If a network isn't used then KEYROCK_IP_ADDRESS isn't an I.P. Address, it would be a DNS alias for an I.P address which isn't quite so obvious, so I explicitly map an I.P address and explicitly assign an I.P address to Keyrock. Thereafter any tutorial needing the IdM would have had a network added into it. (There is also the problem that the container name, hostname and drive mappings can get quite confusing within docker-compose)

At a minimum, I've recently added a disclaimer at the head of the docker-compose files - trying to justify some of the more dubious architectural decisions, but I'm thinking maybe the right answer to this is to add some sort of troubleshooting section into the Prerequisites guide. docker network prune isn't the only thing I've needed at times, I've also needed docker volume prune or docker system prune at times just to clear out the mess.
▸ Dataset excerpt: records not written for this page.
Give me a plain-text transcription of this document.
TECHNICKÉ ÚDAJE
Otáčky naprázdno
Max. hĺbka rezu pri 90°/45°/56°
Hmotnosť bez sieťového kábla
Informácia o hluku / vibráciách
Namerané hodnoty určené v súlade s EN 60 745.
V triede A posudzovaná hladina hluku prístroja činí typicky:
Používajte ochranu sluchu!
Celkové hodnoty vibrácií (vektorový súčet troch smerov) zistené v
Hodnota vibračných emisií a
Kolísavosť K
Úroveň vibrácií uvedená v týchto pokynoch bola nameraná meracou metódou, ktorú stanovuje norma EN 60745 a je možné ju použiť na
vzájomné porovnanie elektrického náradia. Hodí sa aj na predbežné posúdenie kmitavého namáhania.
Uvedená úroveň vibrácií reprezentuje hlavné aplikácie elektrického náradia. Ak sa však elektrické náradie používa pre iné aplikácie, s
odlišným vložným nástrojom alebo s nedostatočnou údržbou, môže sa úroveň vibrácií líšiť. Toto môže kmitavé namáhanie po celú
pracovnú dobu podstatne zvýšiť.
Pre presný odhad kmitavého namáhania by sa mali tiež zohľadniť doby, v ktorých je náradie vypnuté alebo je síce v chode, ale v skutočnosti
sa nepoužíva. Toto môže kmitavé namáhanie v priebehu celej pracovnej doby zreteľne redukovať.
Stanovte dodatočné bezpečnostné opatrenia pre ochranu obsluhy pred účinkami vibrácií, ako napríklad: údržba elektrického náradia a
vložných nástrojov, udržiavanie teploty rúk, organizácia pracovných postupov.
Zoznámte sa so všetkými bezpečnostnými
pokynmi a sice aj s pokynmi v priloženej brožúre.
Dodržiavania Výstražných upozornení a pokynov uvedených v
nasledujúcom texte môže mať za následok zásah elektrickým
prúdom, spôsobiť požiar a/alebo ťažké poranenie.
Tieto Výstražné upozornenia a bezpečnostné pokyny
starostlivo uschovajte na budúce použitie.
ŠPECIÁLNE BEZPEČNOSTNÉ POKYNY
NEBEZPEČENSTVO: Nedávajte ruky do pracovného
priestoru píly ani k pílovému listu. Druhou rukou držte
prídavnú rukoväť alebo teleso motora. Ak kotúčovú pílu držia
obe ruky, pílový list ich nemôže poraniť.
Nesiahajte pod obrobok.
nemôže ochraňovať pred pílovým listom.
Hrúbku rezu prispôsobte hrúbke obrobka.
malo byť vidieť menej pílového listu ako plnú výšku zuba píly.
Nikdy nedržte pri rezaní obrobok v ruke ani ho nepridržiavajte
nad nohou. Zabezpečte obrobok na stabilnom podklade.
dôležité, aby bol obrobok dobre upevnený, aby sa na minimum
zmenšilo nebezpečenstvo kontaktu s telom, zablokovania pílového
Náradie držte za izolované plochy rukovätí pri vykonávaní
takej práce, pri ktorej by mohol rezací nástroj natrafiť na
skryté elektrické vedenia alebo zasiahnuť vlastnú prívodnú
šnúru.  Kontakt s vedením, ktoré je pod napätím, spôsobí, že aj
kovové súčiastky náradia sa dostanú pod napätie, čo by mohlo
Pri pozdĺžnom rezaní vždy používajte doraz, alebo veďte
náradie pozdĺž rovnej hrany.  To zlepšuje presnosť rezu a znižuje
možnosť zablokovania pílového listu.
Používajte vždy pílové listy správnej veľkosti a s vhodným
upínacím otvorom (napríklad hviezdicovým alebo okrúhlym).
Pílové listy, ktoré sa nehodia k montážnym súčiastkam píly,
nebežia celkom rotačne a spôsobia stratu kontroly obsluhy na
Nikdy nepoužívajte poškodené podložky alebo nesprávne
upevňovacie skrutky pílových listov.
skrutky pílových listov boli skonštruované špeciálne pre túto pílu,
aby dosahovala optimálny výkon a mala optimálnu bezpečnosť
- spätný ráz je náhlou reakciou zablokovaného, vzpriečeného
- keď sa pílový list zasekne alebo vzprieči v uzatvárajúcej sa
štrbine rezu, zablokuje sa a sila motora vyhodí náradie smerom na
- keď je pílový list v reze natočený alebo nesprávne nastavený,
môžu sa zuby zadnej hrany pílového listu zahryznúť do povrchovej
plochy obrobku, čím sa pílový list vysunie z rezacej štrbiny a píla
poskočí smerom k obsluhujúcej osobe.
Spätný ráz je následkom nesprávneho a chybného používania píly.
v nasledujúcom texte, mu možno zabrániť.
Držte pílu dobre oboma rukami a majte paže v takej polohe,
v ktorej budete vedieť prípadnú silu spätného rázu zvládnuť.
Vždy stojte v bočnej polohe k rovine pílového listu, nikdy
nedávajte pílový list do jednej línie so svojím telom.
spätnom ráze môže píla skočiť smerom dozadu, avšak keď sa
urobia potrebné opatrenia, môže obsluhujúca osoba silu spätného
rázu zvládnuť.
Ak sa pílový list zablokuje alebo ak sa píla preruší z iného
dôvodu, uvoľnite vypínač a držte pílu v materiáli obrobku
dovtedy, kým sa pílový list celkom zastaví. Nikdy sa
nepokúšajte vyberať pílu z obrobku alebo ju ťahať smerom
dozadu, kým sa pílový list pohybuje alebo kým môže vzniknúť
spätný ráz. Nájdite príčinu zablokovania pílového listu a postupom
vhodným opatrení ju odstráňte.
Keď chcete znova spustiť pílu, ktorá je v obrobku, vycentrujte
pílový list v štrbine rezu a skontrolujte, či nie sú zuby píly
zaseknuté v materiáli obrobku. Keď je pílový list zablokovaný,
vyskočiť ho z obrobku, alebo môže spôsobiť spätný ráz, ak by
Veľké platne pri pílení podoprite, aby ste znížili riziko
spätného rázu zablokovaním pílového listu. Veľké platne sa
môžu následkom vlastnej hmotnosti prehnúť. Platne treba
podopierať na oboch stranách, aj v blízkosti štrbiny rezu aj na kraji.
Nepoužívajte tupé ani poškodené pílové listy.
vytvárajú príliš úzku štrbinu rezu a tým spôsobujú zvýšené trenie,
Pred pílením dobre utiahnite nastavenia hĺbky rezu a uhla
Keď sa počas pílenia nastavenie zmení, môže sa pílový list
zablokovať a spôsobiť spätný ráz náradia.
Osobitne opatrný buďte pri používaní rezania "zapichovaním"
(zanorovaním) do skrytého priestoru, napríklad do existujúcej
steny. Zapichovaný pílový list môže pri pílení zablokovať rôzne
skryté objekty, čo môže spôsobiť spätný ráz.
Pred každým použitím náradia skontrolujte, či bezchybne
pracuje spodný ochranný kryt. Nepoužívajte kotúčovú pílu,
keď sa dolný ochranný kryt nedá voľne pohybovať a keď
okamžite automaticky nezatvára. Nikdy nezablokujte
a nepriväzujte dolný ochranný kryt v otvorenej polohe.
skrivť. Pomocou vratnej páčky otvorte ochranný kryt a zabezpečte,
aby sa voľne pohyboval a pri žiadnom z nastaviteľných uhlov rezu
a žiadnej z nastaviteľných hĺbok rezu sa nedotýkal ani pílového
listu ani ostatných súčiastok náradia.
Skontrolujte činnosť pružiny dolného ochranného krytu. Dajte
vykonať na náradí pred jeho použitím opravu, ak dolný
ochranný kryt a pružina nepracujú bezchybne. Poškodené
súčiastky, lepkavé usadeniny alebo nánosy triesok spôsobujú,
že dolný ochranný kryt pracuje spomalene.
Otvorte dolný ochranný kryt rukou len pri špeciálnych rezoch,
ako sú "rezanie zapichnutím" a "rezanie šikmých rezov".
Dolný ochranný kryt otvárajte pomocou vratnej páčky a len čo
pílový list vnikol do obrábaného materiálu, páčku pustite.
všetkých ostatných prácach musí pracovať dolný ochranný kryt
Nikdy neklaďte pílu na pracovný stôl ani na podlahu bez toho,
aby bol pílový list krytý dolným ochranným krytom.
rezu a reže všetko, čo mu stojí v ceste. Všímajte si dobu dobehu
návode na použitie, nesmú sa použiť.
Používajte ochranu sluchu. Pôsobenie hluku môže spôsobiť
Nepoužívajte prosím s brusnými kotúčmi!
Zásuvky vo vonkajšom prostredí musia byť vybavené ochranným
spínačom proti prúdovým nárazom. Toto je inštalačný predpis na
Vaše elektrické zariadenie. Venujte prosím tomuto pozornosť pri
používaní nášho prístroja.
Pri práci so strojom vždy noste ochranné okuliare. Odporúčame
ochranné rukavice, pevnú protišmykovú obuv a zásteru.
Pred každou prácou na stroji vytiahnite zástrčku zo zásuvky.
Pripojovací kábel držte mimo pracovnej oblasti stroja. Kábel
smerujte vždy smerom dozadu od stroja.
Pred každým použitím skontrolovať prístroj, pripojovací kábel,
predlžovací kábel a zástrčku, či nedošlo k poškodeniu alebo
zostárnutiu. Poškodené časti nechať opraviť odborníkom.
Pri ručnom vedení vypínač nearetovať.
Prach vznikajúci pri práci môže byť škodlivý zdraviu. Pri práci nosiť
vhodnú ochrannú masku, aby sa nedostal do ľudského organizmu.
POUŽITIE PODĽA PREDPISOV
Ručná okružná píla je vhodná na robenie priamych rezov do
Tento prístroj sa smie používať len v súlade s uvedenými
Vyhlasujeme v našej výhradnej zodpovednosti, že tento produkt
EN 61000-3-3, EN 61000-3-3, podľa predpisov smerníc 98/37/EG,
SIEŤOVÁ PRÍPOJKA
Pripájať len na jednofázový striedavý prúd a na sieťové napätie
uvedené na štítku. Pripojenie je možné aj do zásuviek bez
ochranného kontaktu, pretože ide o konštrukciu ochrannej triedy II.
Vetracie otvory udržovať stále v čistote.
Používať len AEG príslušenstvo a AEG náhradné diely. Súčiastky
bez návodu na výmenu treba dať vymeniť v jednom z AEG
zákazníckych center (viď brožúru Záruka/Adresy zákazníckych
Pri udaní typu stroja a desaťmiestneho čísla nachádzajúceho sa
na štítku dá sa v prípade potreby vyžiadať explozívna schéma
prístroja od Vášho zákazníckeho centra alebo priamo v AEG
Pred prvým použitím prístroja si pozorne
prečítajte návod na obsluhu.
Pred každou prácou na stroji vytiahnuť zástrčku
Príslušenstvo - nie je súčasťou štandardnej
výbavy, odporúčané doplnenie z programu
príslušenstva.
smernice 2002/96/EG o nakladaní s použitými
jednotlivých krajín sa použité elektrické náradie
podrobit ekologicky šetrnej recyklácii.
The alternative would be to add more annotations to the docker compose, but I think we should only be annotating FIWARE parameters there.

As I said, I'm not quite sure what the right solution is here and I'm open to suggestions, so what do you think? Any good ideas?


Of course in any non-toy architectural system both KEYROCK_URL and KEYROCK_IP_ADDRESS could be a single URL of a real server - they only exist as separate params to get around OAuth2 forwarding when localhost has different meanings from my browser and the service running in the container.